May 25, 2023

WHEAT SCOOP: Radenberg Scholarship awarded to Wiebers

Posted May 25, 2023 8:00 PM

From buying her own market lambs to show at her county 4-H fair to testifying before the U.S. House Committee on Agriculture, Annika Wiebers combines an affinity for agriculture with a mission to bridge the gap between production agriculture and folks like herself who did not grow up on the farm. Combined, these qualities make her an ideal first recipient of the David Radenberg Memorial Scholarship. 

“Unlike many people in Kansas, I didn’t grow up with a background in production agriculture,” Wiebers said. “I had relatives who were farmers and ranchers, but I didn’t have any personal experience with agriculture until I was in high school and chose to expand my 4-H work to include livestock projects. This involvement opened my eyes to the need for communicating and educating people on the importance of agriculture.”

Wiebers got her earliest touches with production agriculture from relatives who were farmers and ranchers, but it wasn’t until she decided to buy some market lambs to show through 4-H that she had her first real-world experience as a livestock producer. 

“The learning curve was incredibly steep, but I loved the experience and enjoyed taking on the responsibility,” Wiebers said. “Since then, I have grown increasingly more interested in agriculture both through my own experiences and those of my friends.”

Wiebers continued to pursue both livestock projects in addition to cultivating a natural skill set for communications. In 2018-2019, she earned the top prize in Kansas as the state 4-H winner in the communications project. Since then, she has put those skills to work advocating for agriculture, including speaking to the U.S. House Committee on Agriculture regarding the 2022 Farm Bill, as part of her experience at that year’s National 4-H Conference. Today, Wiebers is a sophomore at Kansas State University, pursuing a degree in agricultural communications, furthering her goals of connecting consumers and farmers. 

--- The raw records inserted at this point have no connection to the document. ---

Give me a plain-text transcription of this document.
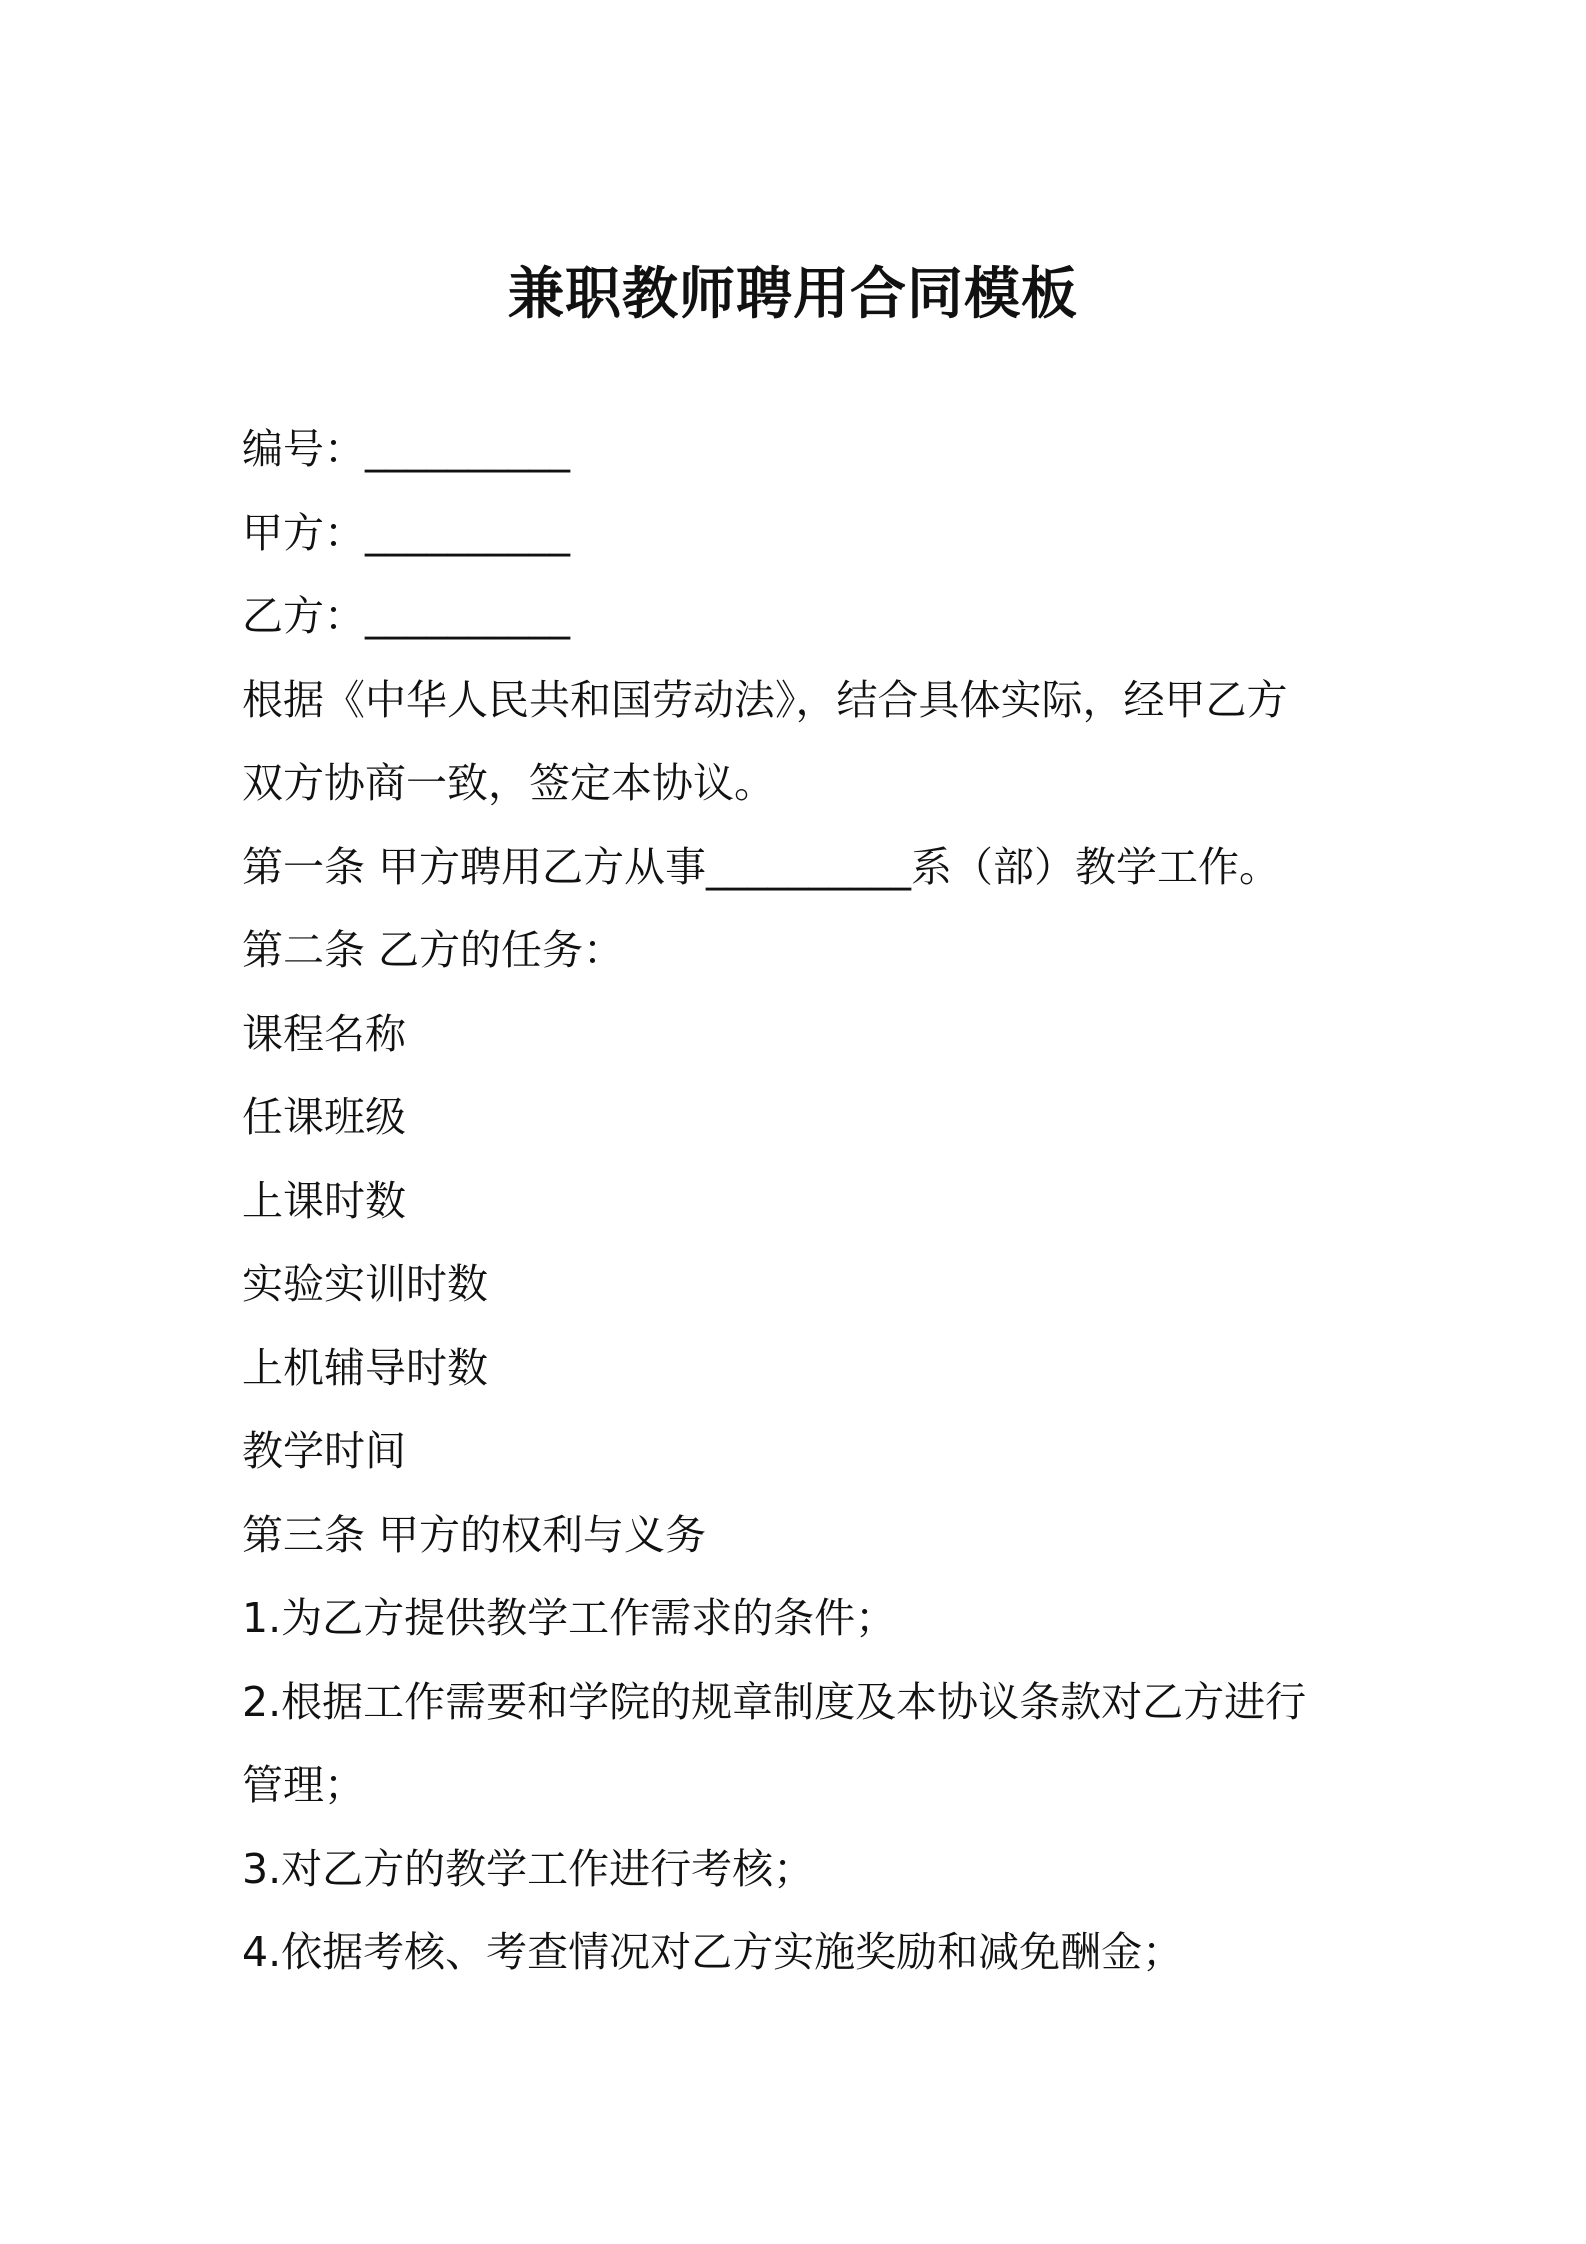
兼职教师聘用合同模板

编号：__________

甲方：__________

乙方：__________

根据《中华人民共和国劳动法》，结合具体实际，经甲乙方

双方协商一致，签定本协议。

第一条 甲方聘用乙方从事__________系（部）教学工作。

第二条 乙方的任务：

课程名称

任课班级

上课时数

实验实训时数

上机辅导时数

教学时间

第三条 甲方的权利与义务

1.为乙方提供教学工作需求的条件；

2.根据工作需要和学院的规章制度及本协议条款对乙方进行

管理；

3.对乙方的教学工作进行考核；

4.依据考核、考查情况对乙方实施奖励和减免酬金；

“By pursuing a degree in agricultural communications, I am combining my communication skills with my growing affinity for agriculture,” Wiebers said. “As someone who wasn’t born into the industry but instead chose to be involved, I would also be a valuable advocate highlighting the value of agriculture and helping others have this opportunity for discovery.”

One can only imagine the proud chuckles of David Radenberg had he the chance to meet Wiebers in person. Radenberg, a lifelong wheat farmer in Claflin and long-time Kansas Wheat Commissioner, could often be spotted peaking over the cubicles or sitting laid back in an office to chat with staff. Radenberg passed in 2021 after a lengthy battle with cancer, but the scholarship in his name is a testament to continuing his support of the future of Kansas agriculture. 

This year is the first offering of the David Radenberg Memorial Scholarship, which awards one $1,000 scholarship to a current undergraduate or graduate student from Kansas who is pursuing a career in the field of agriculture. 

Radenberg represented central Kansas on the Kansas Wheat Commission from April 2011 to March 2020, including serving as chairman from August 2018 to May 2019. Radenberg was also a founding board member of the Kansas Wheat Commission Research Foundation.

During his tenure as a commissioner, he supported wheat research and international marketing efforts, including attending the 31st annual Latin American Millers Conference in Lima, Peru, in 2013. At the time, he expressed how he enjoyed sharing with millers, bakers and merchandisers about the research investments Kansas farmers are making to provide a better-quality product. 

The selection of Wiebers - as a communications major - as the scholarship recipient furthers Radenberg’s legacy as an advocate for sharing the story of Kansas agriculture with others. 

“My background gives me a strong awareness of how much people simply don’t know about where their food comes from and the importance of agriculture in our society,” Wiebers said. “I now have a better understanding of what it’s like to be on both ends of the production agriculture spectrum and believe I will be valuable in bridging the gap between what can seem like two completely different worlds.”